My grandma had a walnut tree in her yard. Tall and massive, and I’m guessing as old as my grandma, it was situated next to the driveway, near the street. Even though my grandma is gone now, has been for years, I hope the tree is still there.
It was her fall ritual. To go out and pick up the fallen walnuts. I guess that’s how you harvest walnuts. You pick them up. You don’t have to climb up and get them. Not that my grandma wouldn’t have tried. In her early nineties, she insisted on mowing her own yard with an electric mower, the long power cord always trailing precariously around her feet.
Those walnuts. I remember the sound they made when the tires of passing cars crunched over the ones that had fallen in the street. Grandma would take a box, or basket, or whatever container was handy, and pick up the fallen nuts from her yard and driveway. She’d carry them up to her attic where they would dry over the winter, waiting to be cracked open the next spring. She did not own a nut cracker, but seated at an old TV tray in her kitchen, armed with a cutting board and hammer, she would slam the nuts out of their shells, walnut shrapnel flying everywhere. She would crack nuts by day, and when insomnia struck, she would get up, and slam away in the middle of the night.
At Christmas time, we could always count on getting a package from her, and the contents never varied. A jar of her mincemeat, and a jar of her walnuts. The walnuts were like gold.
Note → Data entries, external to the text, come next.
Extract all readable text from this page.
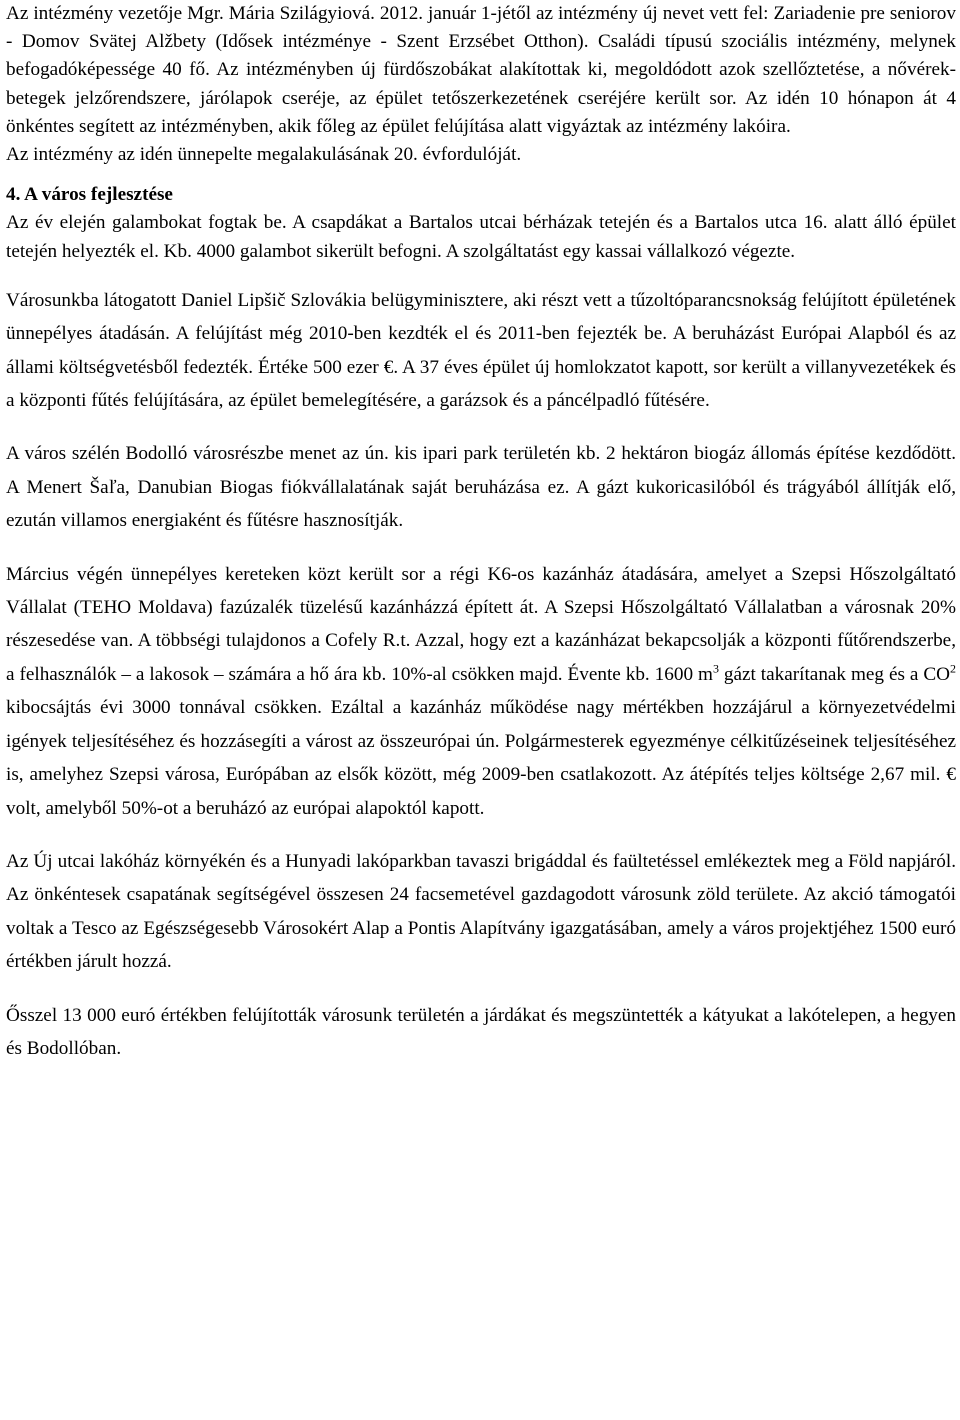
Az intézmény vezetője Mgr. Mária Szilágyiová. 2012. január 1-jétől az intézmény új nevet vett fel: Zariadenie pre seniorov - Domov Svätej Alžbety (Idősek intézménye - Szent Erzsébet Otthon). Családi típusú szociális intézmény, melynek befogadóképessége 40 fő. Az intézményben új fürdőszobákat alakítottak ki, megoldódott azok szellőztetése, a nővérek-betegek jelzőrendszere, járólapok cseréje, az épület tetőszerkezetének cseréjére került sor. Az idén 10 hónapon át 4 önkéntes segített az intézményben, akik főleg az épület felújítása alatt vigyáztak az intézmény lakóira.

Az intézmény az idén ünnepelte megalakulásának 20. évfordulóját.

4. A város fejlesztése

Az év elején galambokat fogtak be. A csapdákat a Bartalos utcai bérházak tetején és a Bartalos utca 16. alatt álló épület tetején helyezték el. Kb. 4000 galambot sikerült befogni. A szolgáltatást egy kassai vállalkozó végezte.

Városunkba látogatott Daniel Lipšič Szlovákia belügyminisztere, aki részt vett a tűzoltóparancsnokság felújított épületének ünnepélyes átadásán. A felújítást még 2010-ben kezdték el és 2011-ben fejezték be. A beruházást Európai Alapból és az állami költségvetésből fedezték. Értéke 500 ezer €. A 37 éves épület új homlokzatot kapott, sor került a villanyvezetékek és a központi fűtés felújítására, az épület bemelegítésére, a garázsok és a páncélpadló fűtésére.

A város szélén Bodolló városrészbe menet az ún. kis ipari park területén kb. 2 hektáron biogáz állomás építése kezdődött. A Menert Šaľa, Danubian Biogas fiókvállalatának saját beruházása ez. A gázt kukoricasilóból és trágyából állítják elő, ezután villamos energiaként és fűtésre hasznosítják.

Március végén ünnepélyes kereteken közt került sor a régi K6-os kazánház átadására, amelyet a Szepsi Hőszolgáltató Vállalat (TEHO Moldava) fazúzalék tüzelésű kazánházzá épített át. A Szepsi Hőszolgáltató Vállalatban a városnak 20% részesedése van. A többségi tulajdonos a Cofely R.t. Azzal, hogy ezt a kazánházat bekapcsolják a központi fűtőrendszerbe, a felhasználók – a lakosok – számára a hő ára kb. 10%-al csökken majd. Évente kb. 1600 $m^3$ gázt takarítanak meg és a $CO^2$ kibocsájtás évi 3000 tonnával csökken. Ezáltal a kazánház működése nagy mértékben hozzájárul a környezetvédelmi igények teljesítéséhez és hozzásegíti a várost az összeurópai ún. Polgármesterek egyezménye célkitűzéseinek teljesítéséhez is, amelyhez Szepsi városa, Európában az elsők között, még 2009-ben csatlakozott. Az átépítés teljes költsége 2,67 mil. € volt, amelyből 50%-ot a beruházó az európai alapoktól kapott.

Az Új utcai lakóház környékén és a Hunyadi lakóparkban tavaszi brigáddal és faültetéssel emlékeztek meg a Föld napjáról. Az önkéntesek csapatának segítségével összesen 24 facsemetével gazdagodott városunk zöld területe. Az akció támogatói voltak a Tesco az Egészségesebb Városokért Alap a Pontis Alapítvány igazgatásában, amely a város projektjéhez 1500 euró értékben járult hozzá.

Ősszel 13 000 euró értékben felújították városunk területén a járdákat és megszüntették a kátyukat a lakótelepen, a hegyen és Bodollóban.
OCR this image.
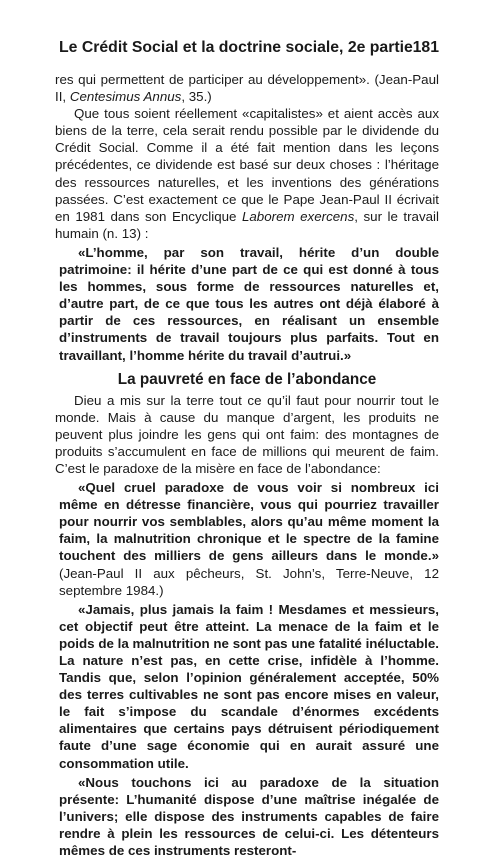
Le Crédit Social et la doctrine sociale, 2e partie 181

res qui permettent de participer au développement». (Jean-Paul II, Centesimus Annus, 35.)

Que tous soient réellement «capitalistes» et aient accès aux biens de la terre, cela serait rendu possible par le dividende du Crédit Social. Comme il a été fait mention dans les leçons précédentes, ce dividende est basé sur deux choses : l’héritage des ressources naturelles, et les inventions des générations passées. C’est exactement ce que le Pape Jean-Paul II écrivait en 1981 dans son Encyclique Laborem exercens, sur le travail humain (n. 13) :

«L’homme, par son travail, hérite d’un double patrimoine: il hérite d’une part de ce qui est donné à tous les hommes, sous forme de ressources naturelles et, d’autre part, de ce que tous les autres ont déjà élaboré à partir de ces ressources, en réalisant un ensemble d’instruments de travail toujours plus parfaits. Tout en travaillant, l’homme hérite du travail d’autrui.»

La pauvreté en face de l’abondance

Dieu a mis sur la terre tout ce qu’il faut pour nourrir tout le monde. Mais à cause du manque d’argent, les produits ne peuvent plus joindre les gens qui ont faim: des montagnes de produits s’accumulent en face de millions qui meurent de faim. C’est le paradoxe de la misère en face de l’abondance:

«Quel cruel paradoxe de vous voir si nombreux ici même en détresse financière, vous qui pourriez travailler pour nourrir vos semblables, alors qu’au même moment la faim, la malnutrition chronique et le spectre de la famine touchent des milliers de gens ailleurs dans le monde.» (Jean-Paul II aux pêcheurs, St. John’s, Terre-Neuve, 12 septembre 1984.)

«Jamais, plus jamais la faim ! Mesdames et messieurs, cet objectif peut être atteint. La menace de la faim et le poids de la malnutrition ne sont pas une fatalité inéluctable. La nature n’est pas, en cette crise, infidèle à l’homme. Tandis que, selon l’opinion généralement acceptée, 50% des terres cultivables ne sont pas encore mises en valeur, le fait s’impose du scandale d’énormes excédents alimentaires que certains pays détruisent périodiquement faute d’une sage économie qui en aurait assuré une consommation utile.

«Nous touchons ici au paradoxe de la situation présente: L’humanité dispose d’une maîtrise inégalée de l’univers; elle dispose des instruments capables de faire rendre à plein les ressources de celui-ci. Les détenteurs mêmes de ces instruments resteront-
My mother used them sparingly so they would last as long as possible. (They were also used cautiously as bits of shell were bound to be mixed with the nuts.)
I have my grandma's mincemeat recipe. Amy and I make a batch every year. I like to think it’s every bit as good as that which my grandma made. I miss those walnuts, though. We buy a bag at Christmas time now, because there is no package coming in the mail. Because there is no longer a grandma who lives at the house with the walnut tree in the yard.
I just hope the tree is still there.
I’m missing my Grandma Helen today. I wanted to write this little tribute to her.